MVCS/CRUD Workflows - Revisited

timwjohn's Avatar

timwjohn

21 Jan, 2014 11:30 AM

Hi guys,

I'm trying to devise a set of workflows I can refer to and rely on for different application needs.

I found the concepts, methods and rationales outlined by rickr in the opening post of this thread very helpful. Unfortunately it didn't spark the debate rickr was probably hoping for.

I think it would be beneficial (for me at least!) to hear about each other's approaches to various scenarios involving a CRUD based service. For example, in many cases a Model isn't necessary - it may be just fine to call a service from a mediator upon initialisation, and deal with the returned promise directly. That would certainly avoid confusion when multiple mediators are active at once. When would it be essential to keep a list of VOs in a model for example?

  1. Support Staff 1 Posted by Ondina D.F. on 22 Jan, 2014 03:10 PM

    Ondina D.F.'s Avatar

    Hi Tim,

    I think that all of the scenarios mentioned by Rick are valid approaches. It's been said a million times already, but it's true, it depends on your project's requirements and settings which approach you'll choose. Whether your application will be well structured and following all the "good practices" depends a lot on your own experience. In fact, you don't need a framework at all to achieve those goals:)

    I like Promises, but I've never had a chance to use them in my projects.

    I agree with Rick on not always needing a Model.
    He said: "Typically I prefer to always get a fresh list of value objects after a crud operation (someone might have made recent changes to other contacts while you were working.)"
    I had situations where that's exactly what happened. The data has been synchronized on the server and already "prepared" (ready to be presented by a View), so when the Service received it, it just dispatched an event with the results as a payload and the mediator would then forward it to its view. Since the data wasn't shared by other views and didn't affect the state of the entire application, there was no need to hold or manipulate the state of that data in a Model.

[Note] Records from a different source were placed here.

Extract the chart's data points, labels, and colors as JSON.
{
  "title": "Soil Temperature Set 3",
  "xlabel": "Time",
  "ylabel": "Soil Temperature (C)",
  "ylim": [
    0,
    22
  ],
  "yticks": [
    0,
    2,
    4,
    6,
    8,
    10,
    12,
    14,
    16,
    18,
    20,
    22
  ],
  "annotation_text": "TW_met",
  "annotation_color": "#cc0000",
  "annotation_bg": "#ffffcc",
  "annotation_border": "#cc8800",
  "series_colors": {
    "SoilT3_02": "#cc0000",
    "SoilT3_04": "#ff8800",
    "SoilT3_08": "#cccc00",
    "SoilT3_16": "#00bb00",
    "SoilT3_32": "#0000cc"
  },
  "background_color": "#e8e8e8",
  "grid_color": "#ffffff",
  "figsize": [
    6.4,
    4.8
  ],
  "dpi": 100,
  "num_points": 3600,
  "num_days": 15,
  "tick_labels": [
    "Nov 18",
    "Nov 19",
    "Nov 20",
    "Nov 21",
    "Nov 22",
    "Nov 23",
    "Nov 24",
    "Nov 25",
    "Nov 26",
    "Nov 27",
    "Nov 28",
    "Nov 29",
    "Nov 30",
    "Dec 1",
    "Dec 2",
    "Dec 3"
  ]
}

Every user interaction triggered a command -> service call, and every service result updated the view.

    In most cases, though, I follow the 'classical' way of keeping the state of data or manipulating it in a Model, and strongly-type and transport it via VOs.

    When would it be essential to keep a list of VOs in a model for example?

    An example for that situation is Joel's AddressBook. You can see the contacts list in one view and an editable contact corresponding to a Contact VO in the details view.
    The 2 views share the same data, but present it differently. Changes made in the details view would be reflected in the list view. Strong-typed collections are easier to work with, to inject or/and maintain/change.
    But, I'm not sure that that was what you've asked, because I guess you knew that already.

    I hope others will participate in this discussion as well :)

    Ondina

  2. 2 Posted by timwjohn on 10 Feb, 2014 08:59 PM

    timwjohn's Avatar

    Thanks Ondina. Of course, you're right - it always depends on the needs of the project. I guess I'm always looking for a combination of clarity, efficiency, economy and elegance in my projects, but there's no perfect or single solution. Your comments have been very helpful. Thanks!

  3. Support Staff 3 Posted by Ondina D.F. on 11 Feb, 2014 02:48 PM

    Ondina D.F.'s Avatar

    Hey Tim, you're welcome!
    I'm sorry that the participation rate in this discussion is so low. It's always interesting to hear different approaches to a problem, all the more so as there isn't a single perfect solution.

  4. Ondina D.F. closed this discussion on 28 Apr, 2014 08:11 AM.